Buona settimana Santa!
La Settimana Santa è il cuore di tutto l’anno liturgico e ci introduce nella Pasqua di Risurrezione. Auguro a tutti di poter cogliere le opportunità che questo tempo straordinario offre per entrare nel mistero dell’amore di Dio e per lasciarsi trasformare secondo il Vangelo di Gesù Cristo. La confessione sacramentale può diventare davvero una bella occasione per prendere in mano sul serio la propria vita spirituale e per continuare un cammino che ci porta ad una vita piena.

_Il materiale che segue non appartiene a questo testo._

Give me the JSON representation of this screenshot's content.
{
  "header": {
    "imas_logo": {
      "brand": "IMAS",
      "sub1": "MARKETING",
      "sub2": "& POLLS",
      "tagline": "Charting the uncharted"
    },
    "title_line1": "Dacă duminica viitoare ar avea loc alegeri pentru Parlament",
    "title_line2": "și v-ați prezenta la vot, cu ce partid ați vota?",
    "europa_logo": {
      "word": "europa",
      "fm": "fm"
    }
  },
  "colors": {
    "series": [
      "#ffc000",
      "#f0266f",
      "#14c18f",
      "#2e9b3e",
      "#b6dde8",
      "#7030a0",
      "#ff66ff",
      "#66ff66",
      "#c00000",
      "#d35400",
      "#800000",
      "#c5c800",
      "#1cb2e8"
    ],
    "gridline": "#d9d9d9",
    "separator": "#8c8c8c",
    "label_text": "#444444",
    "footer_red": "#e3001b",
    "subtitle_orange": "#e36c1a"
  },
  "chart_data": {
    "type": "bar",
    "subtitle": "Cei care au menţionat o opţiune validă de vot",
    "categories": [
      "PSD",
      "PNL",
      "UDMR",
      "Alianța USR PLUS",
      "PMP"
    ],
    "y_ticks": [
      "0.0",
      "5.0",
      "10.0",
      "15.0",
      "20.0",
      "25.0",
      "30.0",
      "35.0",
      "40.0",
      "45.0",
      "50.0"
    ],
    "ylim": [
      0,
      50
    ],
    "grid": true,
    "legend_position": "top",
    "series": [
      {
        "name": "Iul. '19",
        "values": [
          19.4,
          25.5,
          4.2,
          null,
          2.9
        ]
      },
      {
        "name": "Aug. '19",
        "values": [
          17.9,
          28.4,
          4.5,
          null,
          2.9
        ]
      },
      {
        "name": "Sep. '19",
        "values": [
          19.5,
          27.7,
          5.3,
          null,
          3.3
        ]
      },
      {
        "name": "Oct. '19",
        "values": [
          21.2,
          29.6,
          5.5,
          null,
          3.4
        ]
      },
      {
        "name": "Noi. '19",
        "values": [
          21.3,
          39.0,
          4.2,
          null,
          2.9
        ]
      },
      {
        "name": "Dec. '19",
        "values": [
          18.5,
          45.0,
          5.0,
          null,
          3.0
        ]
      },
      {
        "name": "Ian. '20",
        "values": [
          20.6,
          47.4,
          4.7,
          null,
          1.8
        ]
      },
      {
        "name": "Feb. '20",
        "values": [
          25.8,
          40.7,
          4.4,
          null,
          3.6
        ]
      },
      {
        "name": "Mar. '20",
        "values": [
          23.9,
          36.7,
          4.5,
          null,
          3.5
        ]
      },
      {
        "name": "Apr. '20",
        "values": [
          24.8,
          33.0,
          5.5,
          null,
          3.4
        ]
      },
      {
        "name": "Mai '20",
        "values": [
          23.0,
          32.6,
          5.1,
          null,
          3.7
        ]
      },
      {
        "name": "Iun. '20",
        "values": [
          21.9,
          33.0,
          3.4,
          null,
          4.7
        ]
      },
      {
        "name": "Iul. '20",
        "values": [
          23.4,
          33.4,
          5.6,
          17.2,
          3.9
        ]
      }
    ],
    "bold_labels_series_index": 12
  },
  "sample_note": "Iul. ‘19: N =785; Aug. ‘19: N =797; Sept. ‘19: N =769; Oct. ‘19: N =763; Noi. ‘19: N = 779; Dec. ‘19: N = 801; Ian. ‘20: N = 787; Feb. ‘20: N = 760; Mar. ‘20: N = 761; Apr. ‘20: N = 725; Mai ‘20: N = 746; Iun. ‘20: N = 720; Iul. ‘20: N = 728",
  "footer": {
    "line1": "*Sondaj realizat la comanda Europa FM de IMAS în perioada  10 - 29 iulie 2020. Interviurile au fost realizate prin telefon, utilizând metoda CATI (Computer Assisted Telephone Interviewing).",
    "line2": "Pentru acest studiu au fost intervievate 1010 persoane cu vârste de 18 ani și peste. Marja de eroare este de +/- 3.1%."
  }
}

Preghiamo con intensità il Signore perché le nostre comunità parrocchiali diventino sempre più conformi al cuore di Gesù, lui che sempre accoglieva l’altro e sapeva promuovere a vita più dignitosa e bella chi si accostava lungo il cammino. Non dimentichiamo i tanti fratelli e sorelle che vivono pesanti difficoltà personali o familiari o per chi si trova a vivere nella solitudine e nella malattia. La Passione di Cristo ci guidi e farci prossimi a tutti coloro che sono emarginati e ogni giorno combattono da soli. Il Signore dia loro serenità e pace. Buon cammino di preparazione prossimo alla Pasqua.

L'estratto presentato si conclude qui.